Here are the two poems by William Carlos Williams that "An Apology" plays on:


The Red Wheelbarrow

so much depends
upon
a red wheel
barrow

glazed with rain
water

beside the white
chickens


This Is Just to Say

I have eaten
the plums
that were in
the icebox

and which
you were probably
saving
for breakfast

Forgive me
they were delicious
so sweet
and so cold

Comments

Much enjoy William Carlos Williams not quirky - but delightfully human. But then I'm much involved with suffering Norwegian families at the present. Sorrows and regrets to accept (who is perfect) and move on. Strange is it not that poets can find these things yet recognise and happily rise above. Now there seems to me something special.
 
Thank you, Enid. Yes, as you say, delightfully human. I love these two little poems by William Carlos William.

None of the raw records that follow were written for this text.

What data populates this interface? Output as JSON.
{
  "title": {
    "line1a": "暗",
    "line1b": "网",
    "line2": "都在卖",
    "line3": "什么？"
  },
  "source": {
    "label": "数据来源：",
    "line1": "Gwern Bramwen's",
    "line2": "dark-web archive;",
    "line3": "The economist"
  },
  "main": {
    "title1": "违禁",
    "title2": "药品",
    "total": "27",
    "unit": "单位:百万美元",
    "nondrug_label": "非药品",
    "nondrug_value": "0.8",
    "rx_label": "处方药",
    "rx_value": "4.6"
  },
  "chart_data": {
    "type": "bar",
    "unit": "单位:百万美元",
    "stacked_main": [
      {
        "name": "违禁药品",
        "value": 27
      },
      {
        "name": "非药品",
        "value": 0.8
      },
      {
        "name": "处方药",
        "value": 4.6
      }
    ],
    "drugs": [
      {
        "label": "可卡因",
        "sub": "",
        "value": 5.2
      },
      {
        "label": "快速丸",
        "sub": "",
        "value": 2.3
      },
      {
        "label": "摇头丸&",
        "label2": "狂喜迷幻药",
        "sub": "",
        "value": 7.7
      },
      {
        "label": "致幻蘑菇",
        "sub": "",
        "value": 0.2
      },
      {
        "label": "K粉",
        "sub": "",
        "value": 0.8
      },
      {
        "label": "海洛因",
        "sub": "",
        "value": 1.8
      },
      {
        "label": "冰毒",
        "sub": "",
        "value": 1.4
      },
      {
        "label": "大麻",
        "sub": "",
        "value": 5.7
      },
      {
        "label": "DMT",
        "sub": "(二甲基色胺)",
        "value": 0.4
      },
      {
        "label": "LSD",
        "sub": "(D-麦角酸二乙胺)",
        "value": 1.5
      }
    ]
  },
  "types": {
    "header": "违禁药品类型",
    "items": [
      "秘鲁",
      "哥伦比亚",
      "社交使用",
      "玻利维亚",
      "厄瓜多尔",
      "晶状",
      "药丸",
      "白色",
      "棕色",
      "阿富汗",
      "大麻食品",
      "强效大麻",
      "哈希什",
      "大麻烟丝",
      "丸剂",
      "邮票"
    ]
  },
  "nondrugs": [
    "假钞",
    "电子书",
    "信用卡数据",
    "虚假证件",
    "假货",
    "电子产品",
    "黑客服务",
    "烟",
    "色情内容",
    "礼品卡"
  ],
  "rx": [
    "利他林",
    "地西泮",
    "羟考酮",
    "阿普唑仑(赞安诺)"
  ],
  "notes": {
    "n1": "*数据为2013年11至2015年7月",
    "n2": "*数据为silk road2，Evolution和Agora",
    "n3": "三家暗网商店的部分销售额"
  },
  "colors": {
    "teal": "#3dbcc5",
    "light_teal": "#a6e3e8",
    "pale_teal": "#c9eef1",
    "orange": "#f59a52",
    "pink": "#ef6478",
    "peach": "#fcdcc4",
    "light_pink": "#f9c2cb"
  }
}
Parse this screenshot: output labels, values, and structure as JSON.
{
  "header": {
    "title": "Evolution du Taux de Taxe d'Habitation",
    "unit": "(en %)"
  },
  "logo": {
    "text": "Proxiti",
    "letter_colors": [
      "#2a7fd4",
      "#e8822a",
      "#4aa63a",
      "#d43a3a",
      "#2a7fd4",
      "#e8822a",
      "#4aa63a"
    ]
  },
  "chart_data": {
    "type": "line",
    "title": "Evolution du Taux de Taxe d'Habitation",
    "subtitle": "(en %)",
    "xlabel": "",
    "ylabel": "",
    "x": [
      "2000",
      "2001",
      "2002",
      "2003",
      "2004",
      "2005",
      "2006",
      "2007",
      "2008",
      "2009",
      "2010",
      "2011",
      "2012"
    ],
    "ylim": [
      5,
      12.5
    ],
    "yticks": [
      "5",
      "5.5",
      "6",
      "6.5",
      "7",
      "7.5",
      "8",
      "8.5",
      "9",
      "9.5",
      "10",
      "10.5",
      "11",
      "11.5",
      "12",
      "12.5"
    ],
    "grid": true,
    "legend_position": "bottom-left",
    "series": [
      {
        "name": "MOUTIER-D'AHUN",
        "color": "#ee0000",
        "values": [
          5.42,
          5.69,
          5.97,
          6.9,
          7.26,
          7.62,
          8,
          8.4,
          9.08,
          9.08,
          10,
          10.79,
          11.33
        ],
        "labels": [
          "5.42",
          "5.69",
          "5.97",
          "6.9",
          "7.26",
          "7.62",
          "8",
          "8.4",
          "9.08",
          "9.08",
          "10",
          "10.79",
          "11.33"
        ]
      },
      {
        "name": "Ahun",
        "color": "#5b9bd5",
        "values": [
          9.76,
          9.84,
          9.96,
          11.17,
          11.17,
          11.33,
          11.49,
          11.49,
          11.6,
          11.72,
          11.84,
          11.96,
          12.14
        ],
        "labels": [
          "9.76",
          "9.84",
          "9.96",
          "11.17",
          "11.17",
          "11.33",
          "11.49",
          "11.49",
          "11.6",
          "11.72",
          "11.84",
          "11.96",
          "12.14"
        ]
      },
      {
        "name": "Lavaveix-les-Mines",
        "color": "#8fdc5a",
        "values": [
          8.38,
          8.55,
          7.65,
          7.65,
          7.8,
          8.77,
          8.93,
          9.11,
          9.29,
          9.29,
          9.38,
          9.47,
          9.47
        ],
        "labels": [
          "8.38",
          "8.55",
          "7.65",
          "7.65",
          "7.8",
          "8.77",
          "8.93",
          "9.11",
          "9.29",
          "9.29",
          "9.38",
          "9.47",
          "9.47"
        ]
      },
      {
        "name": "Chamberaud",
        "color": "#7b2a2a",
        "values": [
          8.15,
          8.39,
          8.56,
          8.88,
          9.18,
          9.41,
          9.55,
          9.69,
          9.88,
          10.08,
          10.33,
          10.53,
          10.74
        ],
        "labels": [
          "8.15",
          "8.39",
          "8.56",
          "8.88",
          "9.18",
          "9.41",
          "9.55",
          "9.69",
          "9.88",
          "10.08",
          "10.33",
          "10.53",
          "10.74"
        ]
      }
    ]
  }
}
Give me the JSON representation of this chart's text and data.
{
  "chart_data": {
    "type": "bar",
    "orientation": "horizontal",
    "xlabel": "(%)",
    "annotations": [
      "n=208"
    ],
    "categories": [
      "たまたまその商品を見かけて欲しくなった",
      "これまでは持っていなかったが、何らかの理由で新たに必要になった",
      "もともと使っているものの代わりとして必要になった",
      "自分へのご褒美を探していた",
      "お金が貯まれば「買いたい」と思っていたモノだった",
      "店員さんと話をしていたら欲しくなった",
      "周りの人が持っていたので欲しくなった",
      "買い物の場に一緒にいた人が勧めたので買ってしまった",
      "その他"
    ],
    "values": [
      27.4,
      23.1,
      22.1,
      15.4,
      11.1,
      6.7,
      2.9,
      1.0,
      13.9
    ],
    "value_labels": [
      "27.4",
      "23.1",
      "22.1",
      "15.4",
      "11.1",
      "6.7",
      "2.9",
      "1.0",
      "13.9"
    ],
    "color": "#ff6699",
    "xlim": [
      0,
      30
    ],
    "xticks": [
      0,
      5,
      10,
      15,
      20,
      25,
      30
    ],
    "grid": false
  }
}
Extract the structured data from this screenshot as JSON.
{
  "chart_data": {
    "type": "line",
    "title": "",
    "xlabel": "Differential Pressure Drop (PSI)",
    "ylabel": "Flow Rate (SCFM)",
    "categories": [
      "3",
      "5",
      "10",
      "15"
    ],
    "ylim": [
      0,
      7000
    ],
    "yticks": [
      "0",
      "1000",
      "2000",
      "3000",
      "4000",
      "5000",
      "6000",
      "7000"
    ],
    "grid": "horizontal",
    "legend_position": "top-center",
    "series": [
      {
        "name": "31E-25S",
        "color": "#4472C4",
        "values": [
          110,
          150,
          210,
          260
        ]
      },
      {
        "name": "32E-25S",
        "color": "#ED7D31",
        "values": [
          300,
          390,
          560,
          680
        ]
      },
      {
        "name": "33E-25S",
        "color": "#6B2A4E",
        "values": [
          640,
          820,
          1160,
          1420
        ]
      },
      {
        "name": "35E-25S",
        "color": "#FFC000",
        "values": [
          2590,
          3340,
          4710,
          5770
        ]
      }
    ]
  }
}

But such troubling news yesterday of yet more violence in the world, now in Norway. American Buddhist poet Jane Hirshfield wrote this little poem in response to an earlier terrorist attack:

The Dead Do Not Want Us Dead

The dead do not want us dead;
such petty errors are left for the living.
Nor do they want our mourning.
No gift to them -- not rage, not weeping.
Return one of them, any one of them, to the earth,
and look: such foolish skipping,
such telling of bad jokes, such feasting!
Even a cucumber, even a single anise seed: feasting.

September 15, 2001
 
That's another lovely Buddhist poem Merry - all things come to pass I guess - feelings too. Friends in Norway coming to terms with their own horror in their peaceful country - such things so unknown to them - or anywhere else for that matter one hopes.